Using ISO-10791–6 BK1:YZA synchronous motion and BK2:XYC synchronous motion path to compare eccentric error before and after compensation, it is found that from the result (as shown in Fig. 12) before BK2 compensation that there are sin and cos waves in the X-axis and Y-axis directions; the errors are 12 µm and 30 µm, respectively, and there is a jump error of about 8 µm in the Z-axis direction. After compensating for the eccentricity, the error of the X-axis and Y-axis can be significantly improved and reduced to 8 µm, but the direction error of the Z-axis still cannot be changed, so it can be understood that there may be a yaw error in the C-axis turntable.

Moreover, it is found that from the result (as shown in Fig. 13) before BK1 compensation, the direction error of the X-axis is particularly large. Therefore, after compensating the eccentric ZOA and YOA, the error compensation results can be effectively improved, and the errors in the Y and Z directions can be reduced to less than 5 µm, while the main wobble error of the rotating axis displayed in the X direction is approximately 16 µm of error, and cannot be eliminated or compensated.
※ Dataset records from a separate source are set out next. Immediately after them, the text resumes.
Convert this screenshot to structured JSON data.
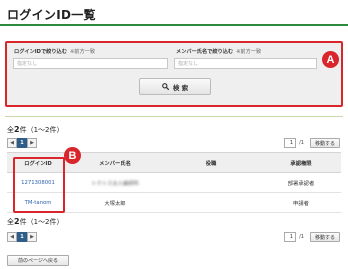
{
  "page": {
    "title": "ログインID一覧"
  },
  "search": {
    "login_id_label": "ログインIDで絞り込む",
    "login_id_note": "※前方一致",
    "login_id_placeholder": "指定なし",
    "member_name_label": "メンバー氏名で絞り込む",
    "member_name_note": "※前方一致",
    "member_name_placeholder": "指定なし",
    "button_label": "検 索"
  },
  "annotations": {
    "a": "A",
    "b": "B"
  },
  "summary": {
    "count": "2",
    "unit": "件",
    "range": "（1〜2件）"
  },
  "pager": {
    "prev": "◀",
    "current": "1",
    "next": "▶",
    "page_value": "1",
    "total": "/1",
    "move_label": "移動する"
  },
  "table": {
    "headers": [
      "ログインID",
      "メンバー氏名",
      "役職",
      "承認権限"
    ],
    "rows": [
      {
        "login_id": "1271308001",
        "member_name": "トクトス太人編研所",
        "role": "",
        "authority": "部署承認者"
      },
      {
        "login_id": "TM-tanom",
        "member_name": "大塚太郎",
        "role": "",
        "authority": "申請者"
      }
    ]
  },
  "back_button": "前のページへ戻る",
  "colors": {
    "accent_green": "#2e8b3e",
    "highlight_red": "#d9252c",
    "link_blue": "#2f62b0"
  }
}
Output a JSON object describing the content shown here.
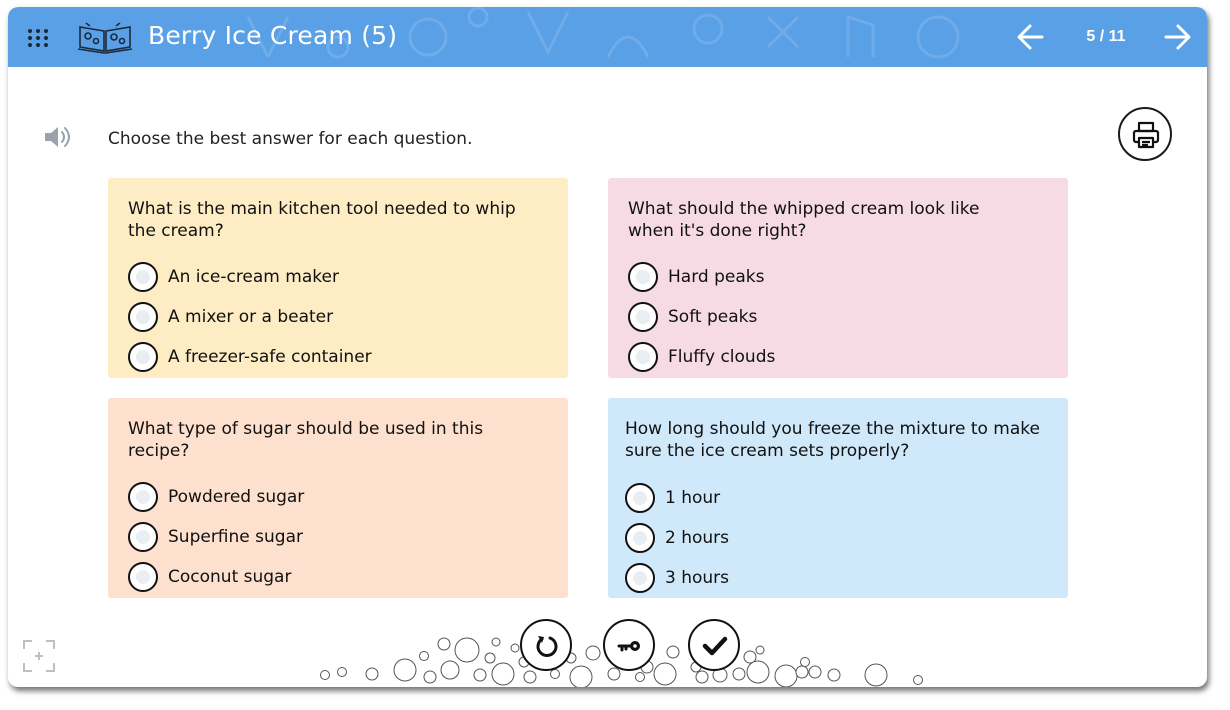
{
  "header": {
    "title": "Berry Ice Cream (5)",
    "page_counter": "5 / 11",
    "color": "#5aa0e6",
    "menu_icon": "grid-icon",
    "prev_icon": "arrow-left-icon",
    "next_icon": "arrow-right-icon"
  },
  "instructions": {
    "text": "Choose the best answer for each question."
  },
  "questions": [
    {
      "text": "What is the main kitchen tool needed to whip the cream?",
      "color": "#fdecc4",
      "options": [
        "An ice-cream maker",
        "A mixer or a beater",
        "A freezer-safe container"
      ]
    },
    {
      "text": "What should the whipped cream look like when it's done right?",
      "color": "#f7dbe4",
      "options": [
        "Hard peaks",
        "Soft peaks",
        "Fluffy clouds"
      ]
    },
    {
      "text": "What type of sugar should be used in this recipe?",
      "color": "#fde0cd",
      "options": [
        "Powdered sugar",
        "Superfine sugar",
        "Coconut sugar"
      ]
    },
    {
      "text": "How long should you freeze the mixture to make sure the ice cream sets properly?",
      "color": "#cfe8fa",
      "options": [
        "1 hour",
        "2 hours",
        "3 hours"
      ]
    }
  ],
  "controls": {
    "retry_icon": "retry-icon",
    "key_icon": "key-icon",
    "check_icon": "check-icon",
    "print_icon": "printer-icon",
    "speaker_icon": "speaker-icon",
    "fullscreen_icon": "fullscreen-icon"
  }
}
The comparison between the results of the 4-parameter (XOC, YOC, ZOA, and YOA) compensation and the 8-parameter (XOC, YOC, ZOA, YOA, AOC, BOC, COA, and BOA) compensation will be performed using the BK1 and BK2 trajectory paths, employing the passive voice construction. It can be seen from Fig. 14A that the trajectory errors of the X, Y, and Z axes of BK1 can be reduced to within \(\pm\) 5 µm. The errors caused by COA and BOA have been effectively reduced in the synchronous trajectory.

Furthermore, from Fig. 14B, it can be observed that after compensation, the Z-direction trajectory error in BK2 has been reduced from the original 5 µm to within 2 µm. The significant influence of AOC and BOC on the synchronous trajectory error of BK2 has been effectively reduced.

Finaly, the ISO 10791–6 BK4 simultaneous motion path was utilized for verification, wherein the synchronous trajectory errors before and after compensating for the 4 and 8 parameters were compared. The results shown in Fig. 15 indicate that the errors in the five-axis synchronous trajectory have been reduced from approximately \(\pm\) 80 μm to within \(\pm\) 10 μm. Comparing the results of compensating for 4 parameters and 8 parameters, it was found that the error could be effectively reduced from \(\pm\) 30 to \(\pm\) 10 μm. The feasibility of the system and the derived method has been confirmed through the verification of the experimental results mentioned above. Through this method, the accuracy of multi-axis simultaneous motion has been effectively and significantly enhanced.